Je grandis. Je lis. Je demande des livres. Je m’invente des histoires. Je suis les personnages de mes livres. Je reste tranquille un livre dans les mains. J’écris. Je vais à l’école. Je gagne des livres. Je ne suis pas du monde des autres. Je suis insolente. Je grandis.
J’apprends. D’autres mots. D’autres verbes. J’en invente. J’écris dans ma tête. Je démonte les jouets. Je les apprends de l’intérieur. J’apprends à comprendre les rouages des objets, des relations humaines, des alliances, des ruptures. Je ne sais pas toujours ce que je sais. J’ai l’esprit vif et lent à la fois. Je devine plus que je ne comprends. J’anticipe. Je dérange. Je dis « je », je dis « moi ». Je refuse de répéter ce que me dit l’autre, de croire ce qu’on me dit de croire. J’apprends à parler. Je ne sais pas maîtriser mes émotions, trouver les mots justes.
Je lis Lautréamont. Je devine la difficulté de vivre avant d’être dans la vie. « J’ai reçu la vie comme une blessure. » J’ai frissonné de crainte. J’ai ressenti un immense vide. J’ai colmaté les brèches.
J’ai osé donner la vie.
J’ai mesuré mon pouvoir. J’ai fait des erreurs. Je les ai regrettées. Je les ai reconnues. Je les ai acceptées. J’ai reproché leurs erreurs aux autres. Je les ai laissées vivre leur vie d’erreurs dans un univers fait de troubles, de manques, de failles, d’oubli.
J’ai perdu la mémoire. J’ai gardé le goût de l’eau. Le goût du bruit de l’eau. Les sources. Les rivières. J’ai oublié mon nom. J’ai changé de nom. Je me suis choisi un nom. Une identité.
J’ai fait semblant. J’ai porté un masque, puis un autre. J’ai voulu ressembler aux autres. J’ai manifesté. J’ai cessé de manifester. J’ai épousé des croyances. J’ai renoncé à des croyances. Je me suis inventé des croyances. J’ai exprimé le meilleur et le pire de moi-même. J’ai prié. J’ai crié. J’ai pleuré. J’ai souffert de mes rebellions.
J’ai erré dans la vie. J’ai erré en changeant de projet. En oubliant mon objectif. J’ai cru que j’étais dans le vrai. J’ai soutenu que je savais ce que je faisais. J’ai été orgueilleuse et j’ai eu peur de moi. J’ai marché devant moi. Sans me retourner. Je me suis perdue en route.
J’ai construit dans ma vie. Je me suis fabriqué une vie. Je me suis battue pour la vie. Je me suis battue contre la vie. J’ai choisi la nature. J’ai choisi ma nature. J’ai arrêté de vouloir maîtriser le cours de ma vie. J’ai avancé dans la vie. J’ai croisé toutes les personnes que je devais croiser. Je les ai toutes aimées. Je les ai détestées aussi. Mais je les ai aimées.

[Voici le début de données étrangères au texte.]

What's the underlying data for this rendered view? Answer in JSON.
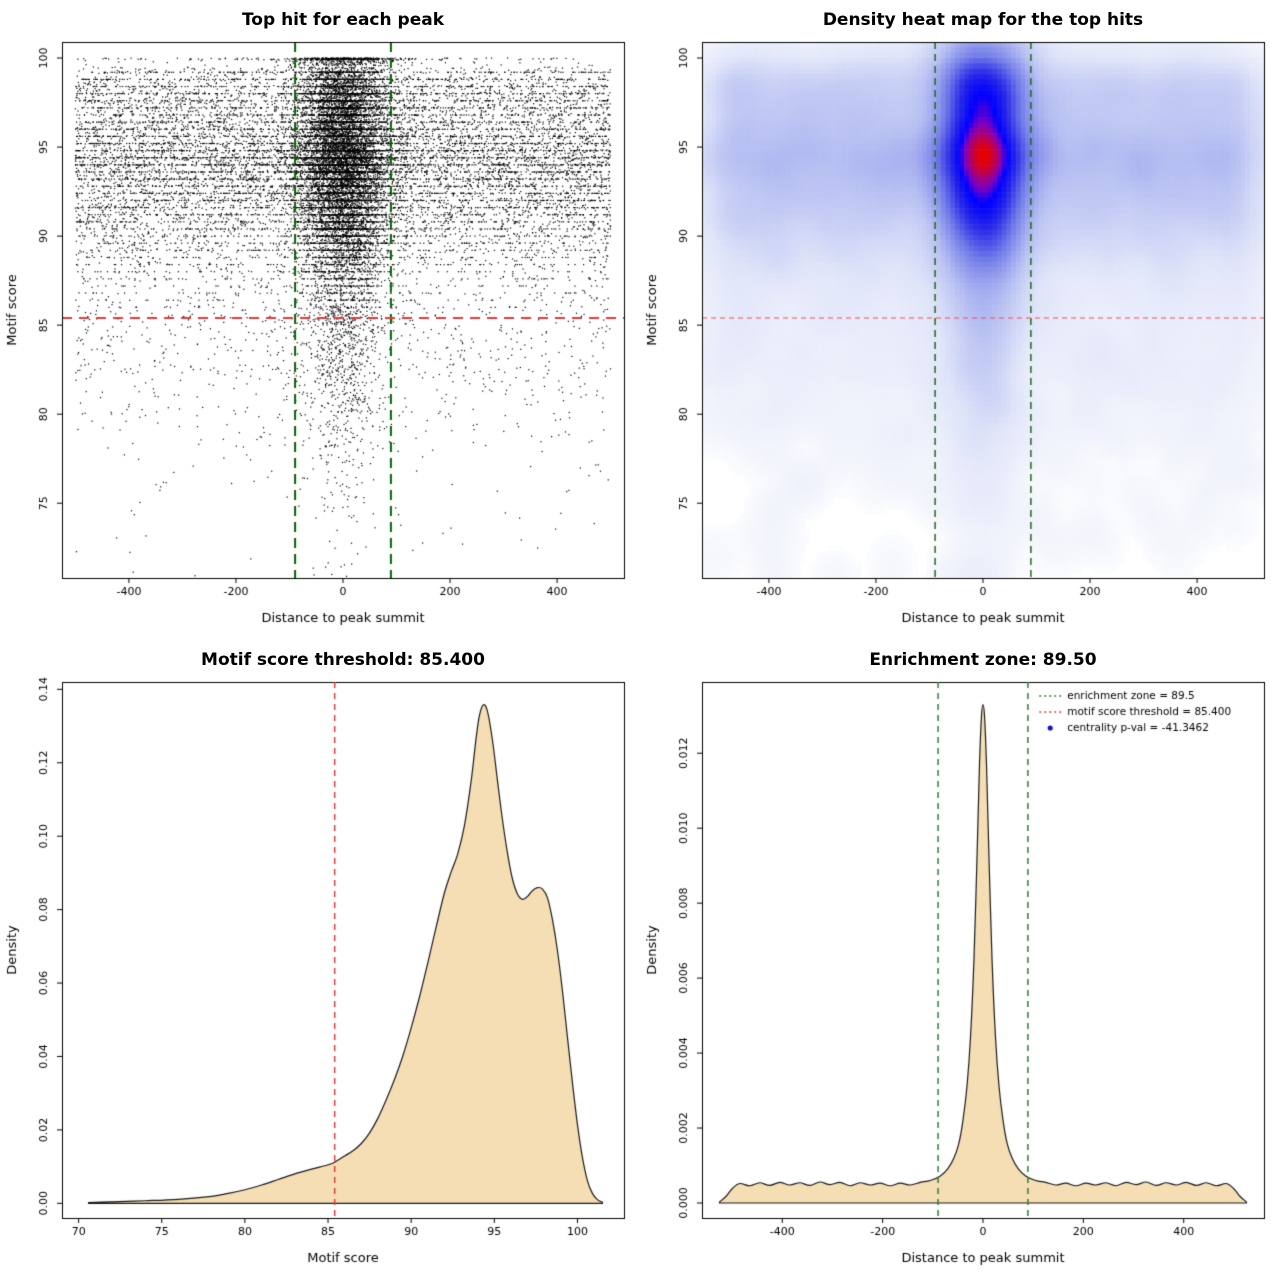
{
  "chart_data": [
    {
      "type": "scatter",
      "title": "Top hit for each peak",
      "xlabel": "Distance to peak summit",
      "ylabel": "Motif score",
      "xlim": [
        -525,
        525
      ],
      "ylim": [
        70.8,
        100.9
      ],
      "xticks": {
        "values": [
          -400,
          -200,
          0,
          200,
          400
        ],
        "labels": [
          "-400",
          "-200",
          "0",
          "200",
          "400"
        ]
      },
      "yticks": {
        "values": [
          75,
          80,
          85,
          90,
          95,
          100
        ],
        "labels": [
          "75",
          "80",
          "85",
          "90",
          "95",
          "100"
        ]
      },
      "hline": {
        "y": 85.4,
        "color": "#e63939",
        "width": 1.8,
        "dash": [
          10,
          7
        ]
      },
      "vlines": {
        "x": [
          -89.5,
          89.5
        ],
        "color": "#006400",
        "width": 2,
        "dash": [
          10,
          6
        ]
      },
      "points": {
        "seed": 7,
        "n_points": 26000,
        "center_fraction": 0.5,
        "center_sd": 40,
        "x_background_range": [
          -500,
          500
        ],
        "band_fraction": 0.5,
        "band_step": 0.4,
        "color": "#000000"
      }
    },
    {
      "type": "heatmap",
      "title": "Density heat map for the top hits",
      "xlabel": "Distance to peak summit",
      "ylabel": "Motif score",
      "xlim": [
        -525,
        525
      ],
      "ylim": [
        70.8,
        100.9
      ],
      "xticks": {
        "values": [
          -400,
          -200,
          0,
          200,
          400
        ],
        "labels": [
          "-400",
          "-200",
          "0",
          "200",
          "400"
        ]
      },
      "yticks": {
        "values": [
          75,
          80,
          85,
          90,
          95,
          100
        ],
        "labels": [
          "75",
          "80",
          "85",
          "90",
          "95",
          "100"
        ]
      },
      "hline": {
        "y": 85.4,
        "color": "#ff4d4d",
        "width": 1,
        "dash": [
          5,
          4
        ]
      },
      "vlines": {
        "x": [
          -89.5,
          89.5
        ],
        "color": "#1b6b1b",
        "width": 1.5,
        "dash": [
          7,
          5
        ]
      },
      "grid": {
        "nx": 120,
        "ny": 100,
        "blur_radius": 2,
        "blur_passes": 3,
        "gamma": 0.45
      },
      "color_ramp": [
        [
          0.0,
          "#ffffff"
        ],
        [
          0.05,
          "#f3f5fc"
        ],
        [
          0.18,
          "#dfe4f9"
        ],
        [
          0.35,
          "#b6bff2"
        ],
        [
          0.55,
          "#727ce8"
        ],
        [
          0.72,
          "#2a2ae8"
        ],
        [
          0.84,
          "#0000ff"
        ],
        [
          0.9,
          "#8000c0"
        ],
        [
          1.0,
          "#e60000"
        ]
      ]
    },
    {
      "type": "area",
      "title": "Motif score threshold: 85.400",
      "xlabel": "Motif score",
      "ylabel": "Density",
      "xlim": [
        69,
        102.8
      ],
      "ylim": [
        -0.004,
        0.142
      ],
      "xticks": {
        "values": [
          70,
          75,
          80,
          85,
          90,
          95,
          100
        ],
        "labels": [
          "70",
          "75",
          "80",
          "85",
          "90",
          "95",
          "100"
        ]
      },
      "yticks": {
        "values": [
          0,
          0.02,
          0.04,
          0.06,
          0.08,
          0.1,
          0.12,
          0.14
        ],
        "labels": [
          "0.00",
          "0.02",
          "0.04",
          "0.06",
          "0.08",
          "0.10",
          "0.12",
          "0.14"
        ]
      },
      "fill": "#f5deb3",
      "line": "#1a1a1a",
      "vlines": {
        "x": [
          85.4
        ],
        "color": "#e63939",
        "width": 1.5,
        "dash": [
          6,
          5
        ]
      },
      "threshold_value": "85.400",
      "curve": [
        [
          70.6,
          0.0002
        ],
        [
          72,
          0.0004
        ],
        [
          74,
          0.0007
        ],
        [
          76,
          0.0011
        ],
        [
          78,
          0.0019
        ],
        [
          79,
          0.0027
        ],
        [
          80,
          0.0037
        ],
        [
          81,
          0.005
        ],
        [
          82,
          0.0065
        ],
        [
          83,
          0.008
        ],
        [
          84,
          0.0093
        ],
        [
          85,
          0.0105
        ],
        [
          85.4,
          0.0112
        ],
        [
          86,
          0.0129
        ],
        [
          86.5,
          0.0143
        ],
        [
          87,
          0.0163
        ],
        [
          87.5,
          0.0192
        ],
        [
          88,
          0.0232
        ],
        [
          88.5,
          0.0282
        ],
        [
          89,
          0.0338
        ],
        [
          89.5,
          0.0402
        ],
        [
          90,
          0.0478
        ],
        [
          90.5,
          0.0562
        ],
        [
          91,
          0.0655
        ],
        [
          91.5,
          0.0752
        ],
        [
          92,
          0.0846
        ],
        [
          92.4,
          0.0902
        ],
        [
          92.8,
          0.0952
        ],
        [
          93.2,
          0.1028
        ],
        [
          93.6,
          0.1148
        ],
        [
          93.9,
          0.1265
        ],
        [
          94.1,
          0.1328
        ],
        [
          94.35,
          0.1358
        ],
        [
          94.6,
          0.1338
        ],
        [
          94.9,
          0.1258
        ],
        [
          95.2,
          0.1148
        ],
        [
          95.5,
          0.1042
        ],
        [
          95.8,
          0.0952
        ],
        [
          96.1,
          0.0882
        ],
        [
          96.4,
          0.0842
        ],
        [
          96.7,
          0.0828
        ],
        [
          97,
          0.0836
        ],
        [
          97.3,
          0.0852
        ],
        [
          97.6,
          0.086
        ],
        [
          97.9,
          0.0856
        ],
        [
          98.2,
          0.0832
        ],
        [
          98.5,
          0.0772
        ],
        [
          98.8,
          0.0688
        ],
        [
          99.1,
          0.0578
        ],
        [
          99.4,
          0.0452
        ],
        [
          99.7,
          0.0328
        ],
        [
          100,
          0.0215
        ],
        [
          100.3,
          0.0125
        ],
        [
          100.6,
          0.0062
        ],
        [
          100.9,
          0.0027
        ],
        [
          101.2,
          0.001
        ],
        [
          101.5,
          0.0003
        ]
      ]
    },
    {
      "type": "area",
      "title": "Enrichment zone: 89.50",
      "xlabel": "Distance to peak summit",
      "ylabel": "Density",
      "xlim": [
        -560,
        560
      ],
      "ylim": [
        -0.0004,
        0.0139
      ],
      "xticks": {
        "values": [
          -400,
          -200,
          0,
          200,
          400
        ],
        "labels": [
          "-400",
          "-200",
          "0",
          "200",
          "400"
        ]
      },
      "yticks": {
        "values": [
          0,
          0.002,
          0.004,
          0.006,
          0.008,
          0.01,
          0.012
        ],
        "labels": [
          "0.000",
          "0.002",
          "0.004",
          "0.006",
          "0.008",
          "0.010",
          "0.012"
        ]
      },
      "fill": "#f5deb3",
      "line": "#1a1a1a",
      "vlines": {
        "x": [
          -89.5,
          89.5
        ],
        "color": "#2e7d32",
        "width": 1.5,
        "dash": [
          6,
          5
        ]
      },
      "zone_value": "89.50",
      "legend": {
        "items": [
          {
            "label": "enrichment zone = 89.5",
            "color": "#2e7d32",
            "type": "line"
          },
          {
            "label": "motif score threshold = 85.400",
            "color": "#e63939",
            "type": "line"
          },
          {
            "label": "centrality p-val = -41.3462",
            "color": "#1515c8",
            "type": "point"
          }
        ]
      },
      "curve": [
        [
          -525,
          3e-05
        ],
        [
          -512,
          0.00018
        ],
        [
          -500,
          0.00038
        ],
        [
          -485,
          0.00052
        ],
        [
          -465,
          0.00046
        ],
        [
          -445,
          0.00054
        ],
        [
          -425,
          0.00047
        ],
        [
          -405,
          0.00055
        ],
        [
          -385,
          0.00048
        ],
        [
          -365,
          0.00054
        ],
        [
          -345,
          0.00047
        ],
        [
          -325,
          0.00056
        ],
        [
          -305,
          0.00049
        ],
        [
          -285,
          0.00055
        ],
        [
          -265,
          0.00046
        ],
        [
          -245,
          0.00054
        ],
        [
          -225,
          0.00048
        ],
        [
          -205,
          0.00053
        ],
        [
          -185,
          0.00046
        ],
        [
          -165,
          0.00053
        ],
        [
          -145,
          0.00048
        ],
        [
          -125,
          0.00055
        ],
        [
          -105,
          0.0006
        ],
        [
          -85,
          0.00072
        ],
        [
          -70,
          0.00092
        ],
        [
          -58,
          0.0012
        ],
        [
          -48,
          0.0016
        ],
        [
          -40,
          0.0022
        ],
        [
          -32,
          0.0031
        ],
        [
          -25,
          0.0044
        ],
        [
          -18,
          0.0065
        ],
        [
          -12,
          0.0092
        ],
        [
          -7,
          0.0117
        ],
        [
          -3,
          0.013
        ],
        [
          0,
          0.0133
        ],
        [
          3,
          0.013
        ],
        [
          7,
          0.0117
        ],
        [
          12,
          0.0092
        ],
        [
          18,
          0.0065
        ],
        [
          25,
          0.0044
        ],
        [
          32,
          0.0031
        ],
        [
          40,
          0.0022
        ],
        [
          48,
          0.0016
        ],
        [
          58,
          0.0012
        ],
        [
          70,
          0.00092
        ],
        [
          85,
          0.00072
        ],
        [
          105,
          0.0006
        ],
        [
          125,
          0.00055
        ],
        [
          145,
          0.00048
        ],
        [
          165,
          0.00053
        ],
        [
          185,
          0.00046
        ],
        [
          205,
          0.00053
        ],
        [
          225,
          0.00048
        ],
        [
          245,
          0.00054
        ],
        [
          265,
          0.00046
        ],
        [
          285,
          0.00055
        ],
        [
          305,
          0.00049
        ],
        [
          325,
          0.00056
        ],
        [
          345,
          0.00047
        ],
        [
          365,
          0.00054
        ],
        [
          385,
          0.00048
        ],
        [
          405,
          0.00055
        ],
        [
          425,
          0.00047
        ],
        [
          445,
          0.00054
        ],
        [
          465,
          0.00046
        ],
        [
          485,
          0.00052
        ],
        [
          500,
          0.00038
        ],
        [
          512,
          0.00018
        ],
        [
          525,
          3e-05
        ]
      ]
    }
  ]
}
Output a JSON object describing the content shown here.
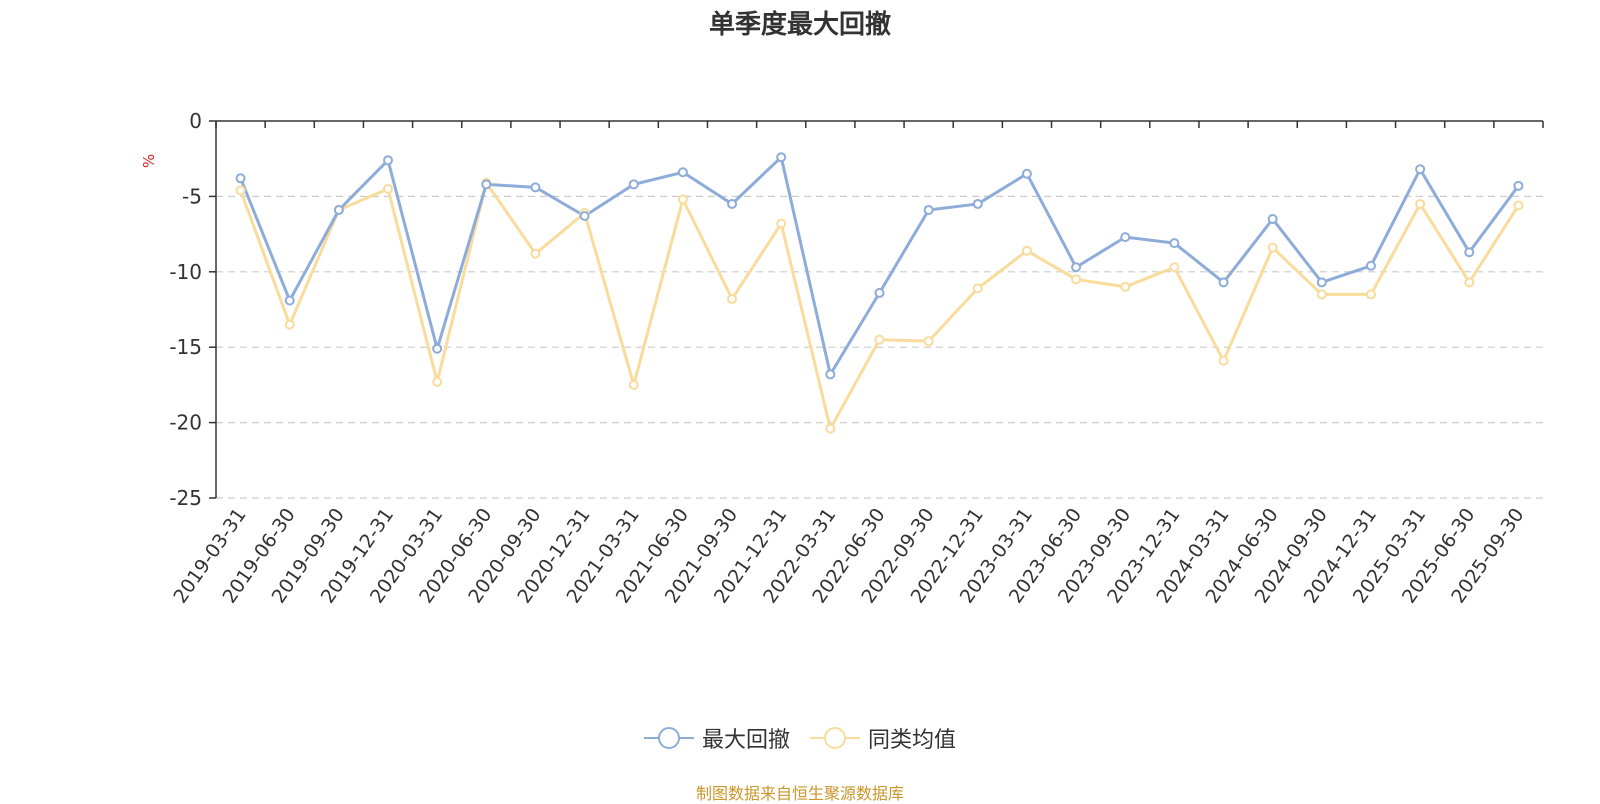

A propos de Marlen Sauvage

Journaliste longtemps. Puis dans l'édition. Puis animatrice d'ateliers après une formation Elisabeth Bing et DUAAE à Montpellier. J'anime encore quelques stages d'écriture, ai contribué aléatoirement au site des Cosaques des frontières, publié quelques livres – fictions et biofictions – participé à plusieurs ouvrages collectifs. Mon blog les ateliers du déluge.

26 commentaires à propos de “#anthologie #prologue | Dans le monde des autres”

  1. Quel souffle ce texte, le cri, l’énergie de la colère, de la révolte et une belle lucidité, j’ai beaucoup aimé. Le rythme aussi avec les répétitions qui scandent. Bravo!

    • Merci, Isabelle, je ne pose quasiment pas le crayon (ou ne relève pas les doigts du clavier) pour garder le rythme !

  2. oui le souffle – les deux doigts dans la bouche (moi aussi-il y a quelqu’un d’autre aussi « une grotte » – l’annulaire et le majeur gauche) – merci bravo !

    • Oui, Piero, j’ai lu ce texte de la « grotte » et j’ai trouvé l’image intéressante d’ailleurs. Comme je le disais en réponse à Isabelle (ci-dessous), il s’agit d’un souffle « travaillé » ! Merci pour ton passage ici !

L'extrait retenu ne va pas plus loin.